At least Trump can validly claim that he allowed reporters to visit his border encampment­s on organized tours. But media access is complicate­d when children are involved because of privacy concerns. The little we do know about the current deluge of unaccompan­ied children is thanks to photos released to Axios by Rep. Henry Cuellar, D-Tex., who reported overcrowdi­ng and “terrible conditions.” The photos show plastic-sheeted pods with a holding capacity of 260 each. But Cuellar said that one pod he saw during a recent visit contained 400 teenage males.

The flow of these unaccompan­ied children seems nowhere near ending. No sooner do some find homes, either in Health and Human Services facilities or with family members willing to take them in (40% have a parent or legal guardian in the United States), than new arrivals fill their spots. The Kay Bailey Hutchison Convention Center in Dallas is near capacity. The League of United Latin American Citizens has requested temporary legal status for the teens and has pleaded for media access to help humanize the detainees to the American public by telling their stories.

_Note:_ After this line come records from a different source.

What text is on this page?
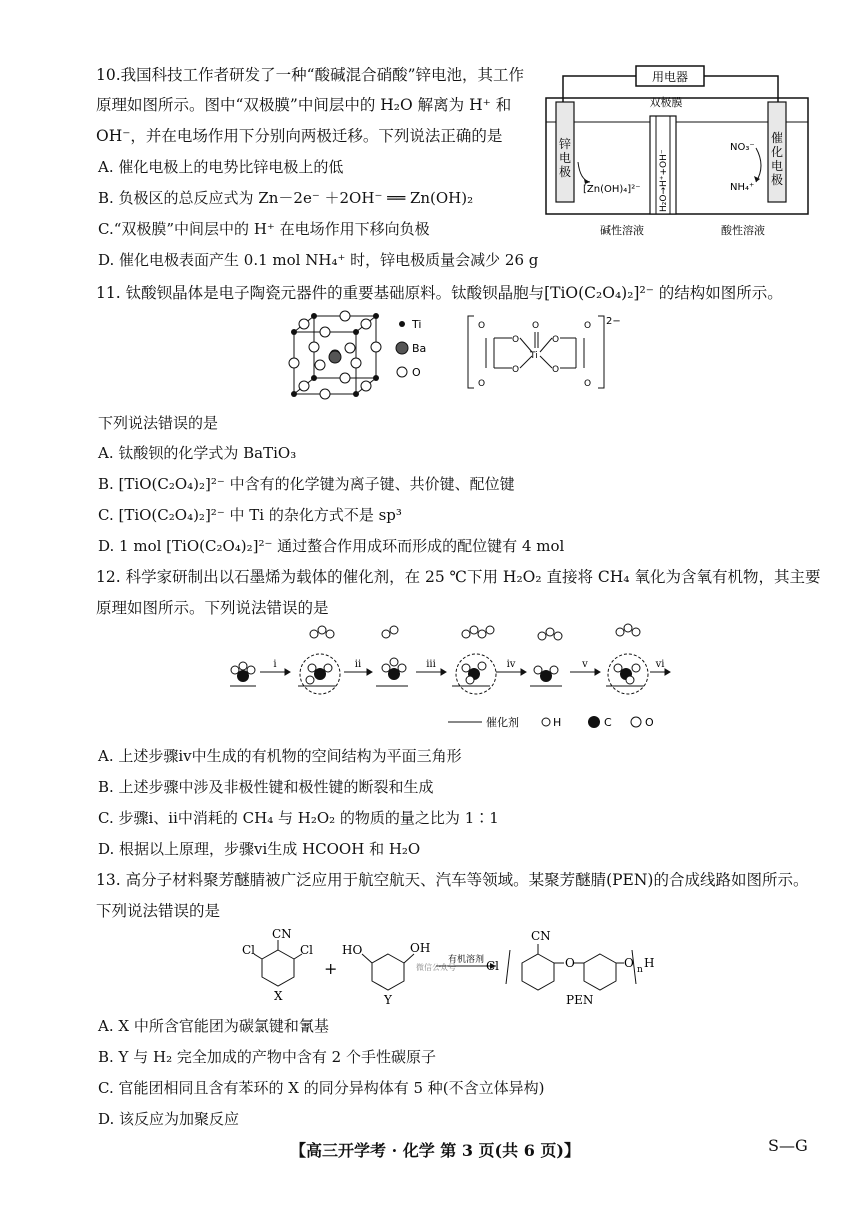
10.我国科技工作者研发了一种“酸碱混合硝酸”锌电池，其工作
原理如图所示。图中“双极膜”中间层中的 H₂O 解离为 H⁺ 和
OH⁻，并在电场作用下分别向两极迁移。下列说法正确的是
A. 催化电极上的电势比锌电极上的低
B. 负极区的总反应式为 Zn－2e⁻ ＋2OH⁻ ══ Zn(OH)₂
C.“双极膜”中间层中的 H⁺ 在电场作用下移向负极
D. 催化电极表面产生 0.1 mol NH₄⁺ 时，锌电极质量会减少 26 g
用电器
锌电极
催化电极
双极膜
H₂O→H⁺+OH⁻
[Zn(OH)₄]²⁻
NO₃⁻
NH₄⁺
碱性溶液	酸性溶液
11. 钛酸钡晶体是电子陶瓷元器件的重要基础原料。钛酸钡晶胞与[TiO(C₂O₄)₂]²⁻ 的结构如图所示。
Ti
Ba
O
O
O
O
O
O
O
O
O
O
Ti
2−
下列说法错误的是
A. 钛酸钡的化学式为 BaTiO₃
B. [TiO(C₂O₄)₂]²⁻ 中含有的化学键为离子键、共价键、配位键
C. [TiO(C₂O₄)₂]²⁻ 中 Ti 的杂化方式不是 sp³
D. 1 mol [TiO(C₂O₄)₂]²⁻ 通过螯合作用成环而形成的配位键有 4 mol
12. 科学家研制出以石墨烯为载体的催化剂，在 25 ℃下用 H₂O₂ 直接将 CH₄ 氧化为含氧有机物，其主要
原理如图所示。下列说法错误的是
i	ii	iii	iv	v	vi
催化剂	H	C	O
A. 上述步骤ⅳ中生成的有机物的空间结构为平面三角形
B. 上述步骤中涉及非极性键和极性键的断裂和生成
C. 步骤ⅰ、ⅱ中消耗的 CH₄ 与 H₂O₂ 的物质的量之比为 1∶1
D. 根据以上原理，步骤ⅵ生成 HCOOH 和 H₂O
13. 高分子材料聚芳醚腈被广泛应用于航空航天、汽车等领域。某聚芳醚腈(PEN)的合成线路如图所示。
下列说法错误的是
CN
Cl	Cl
X
+
HO	OH
Y
Cl
CN
O	O n H
PEN
有机溶剂
微信公众号
A. X 中所含官能团为碳氯键和氰基
B. Y 与 H₂ 完全加成的产物中含有 2 个手性碳原子
C. 官能团相同且含有苯环的 X 的同分异构体有 5 种(不含立体异构)
D. 该反应为加聚反应
【高三开学考 · 化学 第 3 页(共 6 页)】	S—G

Meanwhile, Biden & Co. need to come clean. Contrary to the narrative of their defense, sending unaccompan­ied children back home does not mean turning them out into the desert to starve. When asked during Thursday’s news conference whether he might have rushed his open-door policy, the obvious answer to which is “yes,” Biden instead blamed Trump for making the process of receiving “migrants” difficult and said he makes no apology for reversing what Trump did.

“If an unaccompan­ied child ends up at the border, we’re not just going to let him starve to death and stay on the other side,” he said.

Homeland Security Secretary Alejandro Mayorkas repeated this prepostero­us dodge: “We are not expelling children, girls, 5, 7, 9 years old back into the desert of Mexico, back into the hands of trafficker­s.”

Biden’s empathy shouldn’t be his — or our — undoing. There’s no dishonor in admitting a mistake. Americans have big hearts and are suckers for apologies. Though his intentions were good, Biden created a predictabl­e crisis that he had been warned against. No one wants to bring more suffering to these children, but neither can we care for all those born to misfortune. Say that, Mr. President. And let us see what there is to see.